Expert to discuss his experience advising democratic transition in Iraq

WORCESTER, Mass. – Larry Diamond, a leading U.S. scholar of democratization who worked in Iraq in 2004, will give a lecture titled “Prospects for Democracy in Iraq and the Middle East,” on Thursday, Oct. 16 at 4 p.m. in the Rehm Library at the College of the Holy Cross. The event, sponsored by the College’s Peace and Conflict Studies program, is free and open to the public.

U.S. Secretary of State Condoleezza Rice invited Diamond to go to Iraq to advise the country’s transition to democracy. He served in Iraq from January-April 2004, when he resigned after concluding the U.S. was not willing to make what he considered the necessary commitment to the project. Diamond discusses his work in Iraq in Squandered Victory: The American Occupation and the Bungled Effort to Bring Democracy to Iraq (2005).

In his talk, Diamond will discuss his experiences in Iraq, his work on prospects for democracy in Iran, and what the U.S. can do to foster democracy in the Middle East.

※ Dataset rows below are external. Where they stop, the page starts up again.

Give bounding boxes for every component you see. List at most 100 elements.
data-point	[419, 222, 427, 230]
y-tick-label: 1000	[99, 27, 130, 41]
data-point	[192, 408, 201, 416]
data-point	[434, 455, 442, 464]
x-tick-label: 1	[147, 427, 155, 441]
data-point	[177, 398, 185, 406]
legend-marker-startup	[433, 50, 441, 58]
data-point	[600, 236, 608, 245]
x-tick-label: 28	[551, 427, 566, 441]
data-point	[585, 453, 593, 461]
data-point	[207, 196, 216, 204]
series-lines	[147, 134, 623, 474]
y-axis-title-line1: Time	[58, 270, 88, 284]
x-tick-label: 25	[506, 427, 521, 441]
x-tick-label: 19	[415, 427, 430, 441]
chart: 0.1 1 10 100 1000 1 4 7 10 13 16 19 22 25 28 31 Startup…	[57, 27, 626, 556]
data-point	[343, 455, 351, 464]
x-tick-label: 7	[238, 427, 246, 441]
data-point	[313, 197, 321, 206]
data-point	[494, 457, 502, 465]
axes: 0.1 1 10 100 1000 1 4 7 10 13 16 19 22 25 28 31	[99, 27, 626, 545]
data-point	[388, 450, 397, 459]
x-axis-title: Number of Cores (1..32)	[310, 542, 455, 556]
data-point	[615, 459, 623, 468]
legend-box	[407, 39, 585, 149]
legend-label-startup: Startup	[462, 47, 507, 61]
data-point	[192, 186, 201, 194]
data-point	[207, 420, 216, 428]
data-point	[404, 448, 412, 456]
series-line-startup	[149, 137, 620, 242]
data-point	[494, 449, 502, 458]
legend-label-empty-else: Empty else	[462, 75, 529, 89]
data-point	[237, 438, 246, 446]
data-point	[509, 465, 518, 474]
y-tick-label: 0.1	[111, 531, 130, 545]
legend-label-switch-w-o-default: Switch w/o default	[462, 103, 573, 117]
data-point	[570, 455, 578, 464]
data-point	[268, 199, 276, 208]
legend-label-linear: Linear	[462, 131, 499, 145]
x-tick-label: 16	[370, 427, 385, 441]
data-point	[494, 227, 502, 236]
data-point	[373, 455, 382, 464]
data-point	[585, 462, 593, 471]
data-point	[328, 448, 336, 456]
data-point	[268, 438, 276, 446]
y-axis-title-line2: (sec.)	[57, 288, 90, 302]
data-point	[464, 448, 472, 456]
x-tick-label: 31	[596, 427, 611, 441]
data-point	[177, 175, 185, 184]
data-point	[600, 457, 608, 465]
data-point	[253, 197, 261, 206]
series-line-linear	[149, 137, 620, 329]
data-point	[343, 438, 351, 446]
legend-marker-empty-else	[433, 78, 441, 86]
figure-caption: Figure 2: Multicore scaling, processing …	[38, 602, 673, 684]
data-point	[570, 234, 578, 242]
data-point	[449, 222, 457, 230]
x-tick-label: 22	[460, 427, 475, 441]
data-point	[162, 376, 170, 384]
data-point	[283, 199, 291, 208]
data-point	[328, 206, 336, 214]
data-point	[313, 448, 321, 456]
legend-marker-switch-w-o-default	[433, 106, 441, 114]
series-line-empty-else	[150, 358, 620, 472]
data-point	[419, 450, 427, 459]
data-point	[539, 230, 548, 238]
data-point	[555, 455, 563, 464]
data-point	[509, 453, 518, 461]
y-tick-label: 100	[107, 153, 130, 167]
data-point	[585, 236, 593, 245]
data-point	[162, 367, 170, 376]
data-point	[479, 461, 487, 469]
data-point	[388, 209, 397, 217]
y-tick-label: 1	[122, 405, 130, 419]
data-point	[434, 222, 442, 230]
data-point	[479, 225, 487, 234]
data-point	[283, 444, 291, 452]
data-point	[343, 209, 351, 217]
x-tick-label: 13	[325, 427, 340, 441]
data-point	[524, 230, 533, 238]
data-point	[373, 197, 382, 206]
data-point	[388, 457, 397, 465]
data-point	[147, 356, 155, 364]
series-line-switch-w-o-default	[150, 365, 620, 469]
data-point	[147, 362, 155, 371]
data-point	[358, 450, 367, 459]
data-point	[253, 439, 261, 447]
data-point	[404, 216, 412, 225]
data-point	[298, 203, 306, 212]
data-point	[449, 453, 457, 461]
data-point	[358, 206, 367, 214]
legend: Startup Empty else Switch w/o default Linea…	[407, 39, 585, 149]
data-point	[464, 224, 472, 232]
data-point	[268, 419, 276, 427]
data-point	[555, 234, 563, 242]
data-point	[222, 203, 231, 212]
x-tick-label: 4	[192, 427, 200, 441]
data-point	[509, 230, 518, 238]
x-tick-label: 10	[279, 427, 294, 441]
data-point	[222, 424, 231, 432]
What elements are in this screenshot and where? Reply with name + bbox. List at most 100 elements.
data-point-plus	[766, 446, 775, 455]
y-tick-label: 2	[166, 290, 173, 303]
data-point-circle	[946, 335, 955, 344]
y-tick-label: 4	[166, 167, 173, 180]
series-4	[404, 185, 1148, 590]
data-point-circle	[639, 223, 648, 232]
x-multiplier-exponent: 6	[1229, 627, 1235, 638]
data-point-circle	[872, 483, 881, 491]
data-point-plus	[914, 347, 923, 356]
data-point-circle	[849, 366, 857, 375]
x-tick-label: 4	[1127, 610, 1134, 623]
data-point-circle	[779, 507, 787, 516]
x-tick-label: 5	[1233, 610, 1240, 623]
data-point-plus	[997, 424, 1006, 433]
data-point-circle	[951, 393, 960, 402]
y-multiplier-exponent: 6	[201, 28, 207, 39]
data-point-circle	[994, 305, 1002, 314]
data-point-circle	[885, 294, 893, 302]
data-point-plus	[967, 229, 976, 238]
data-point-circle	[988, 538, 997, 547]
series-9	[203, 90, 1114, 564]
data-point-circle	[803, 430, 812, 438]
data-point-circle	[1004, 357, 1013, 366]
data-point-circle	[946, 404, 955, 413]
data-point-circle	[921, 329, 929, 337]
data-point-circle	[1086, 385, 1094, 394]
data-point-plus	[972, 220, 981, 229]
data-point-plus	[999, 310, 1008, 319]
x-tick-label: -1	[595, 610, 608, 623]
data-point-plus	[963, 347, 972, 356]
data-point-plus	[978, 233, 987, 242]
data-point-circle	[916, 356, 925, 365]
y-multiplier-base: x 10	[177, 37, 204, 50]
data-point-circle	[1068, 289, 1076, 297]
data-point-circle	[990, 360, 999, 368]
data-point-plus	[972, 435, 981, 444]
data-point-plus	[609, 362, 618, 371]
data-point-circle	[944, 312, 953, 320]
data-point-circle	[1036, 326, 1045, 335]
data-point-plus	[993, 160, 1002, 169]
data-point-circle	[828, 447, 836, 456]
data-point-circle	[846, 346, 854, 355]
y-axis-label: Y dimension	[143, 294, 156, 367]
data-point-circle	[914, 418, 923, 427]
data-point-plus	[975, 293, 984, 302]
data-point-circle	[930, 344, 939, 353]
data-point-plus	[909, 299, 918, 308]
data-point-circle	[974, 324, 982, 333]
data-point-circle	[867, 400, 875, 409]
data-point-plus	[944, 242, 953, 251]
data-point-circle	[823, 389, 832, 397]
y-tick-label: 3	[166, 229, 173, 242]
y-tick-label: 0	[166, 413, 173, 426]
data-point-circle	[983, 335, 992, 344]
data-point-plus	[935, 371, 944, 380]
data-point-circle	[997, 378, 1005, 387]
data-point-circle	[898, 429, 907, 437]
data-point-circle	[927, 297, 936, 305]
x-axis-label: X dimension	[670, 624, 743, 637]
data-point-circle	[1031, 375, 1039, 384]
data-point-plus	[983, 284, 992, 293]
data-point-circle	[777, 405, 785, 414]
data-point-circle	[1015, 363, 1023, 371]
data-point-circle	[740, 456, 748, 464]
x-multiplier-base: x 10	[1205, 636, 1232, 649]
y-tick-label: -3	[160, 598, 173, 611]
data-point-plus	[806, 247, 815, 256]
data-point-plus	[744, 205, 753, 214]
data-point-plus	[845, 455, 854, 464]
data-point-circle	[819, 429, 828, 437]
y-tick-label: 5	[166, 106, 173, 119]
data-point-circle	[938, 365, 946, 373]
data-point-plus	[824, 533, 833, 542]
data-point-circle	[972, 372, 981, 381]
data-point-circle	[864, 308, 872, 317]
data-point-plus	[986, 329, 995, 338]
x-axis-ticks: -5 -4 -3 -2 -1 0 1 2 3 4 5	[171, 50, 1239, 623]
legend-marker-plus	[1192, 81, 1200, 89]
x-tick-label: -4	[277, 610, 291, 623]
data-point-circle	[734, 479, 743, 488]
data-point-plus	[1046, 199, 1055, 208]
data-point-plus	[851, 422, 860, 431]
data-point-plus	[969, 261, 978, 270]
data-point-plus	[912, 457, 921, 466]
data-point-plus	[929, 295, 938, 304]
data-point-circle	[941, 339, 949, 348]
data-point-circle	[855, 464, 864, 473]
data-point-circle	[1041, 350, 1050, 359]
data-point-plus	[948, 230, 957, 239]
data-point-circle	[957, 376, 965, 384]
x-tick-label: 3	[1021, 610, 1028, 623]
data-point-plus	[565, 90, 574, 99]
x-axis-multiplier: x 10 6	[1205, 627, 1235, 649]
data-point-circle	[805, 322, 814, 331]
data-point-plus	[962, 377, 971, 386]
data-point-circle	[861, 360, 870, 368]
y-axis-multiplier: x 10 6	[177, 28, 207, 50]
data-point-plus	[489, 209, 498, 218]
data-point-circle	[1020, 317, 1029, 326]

Diamond has authored over 30 books on the subject, the most recent being The Spirit of Democracy: The Struggle to Build Free Societies Throughout the World (2007), and he is a founding co-editor of the Journal of Democracy. Diamond is a senior fellow at the Hoover Institution at Stanford University, where he co-directs the Hoover Institution Project on Democracy in Iran and is a professor of sociology and political science. In May 2007, he was named Teacher of the Year by the Associated Students of Stanford University. He was also honored at the June 2007 commencement ceremony with the Dinkelspiel Award for Distinctive Contributions to Undergraduate Education.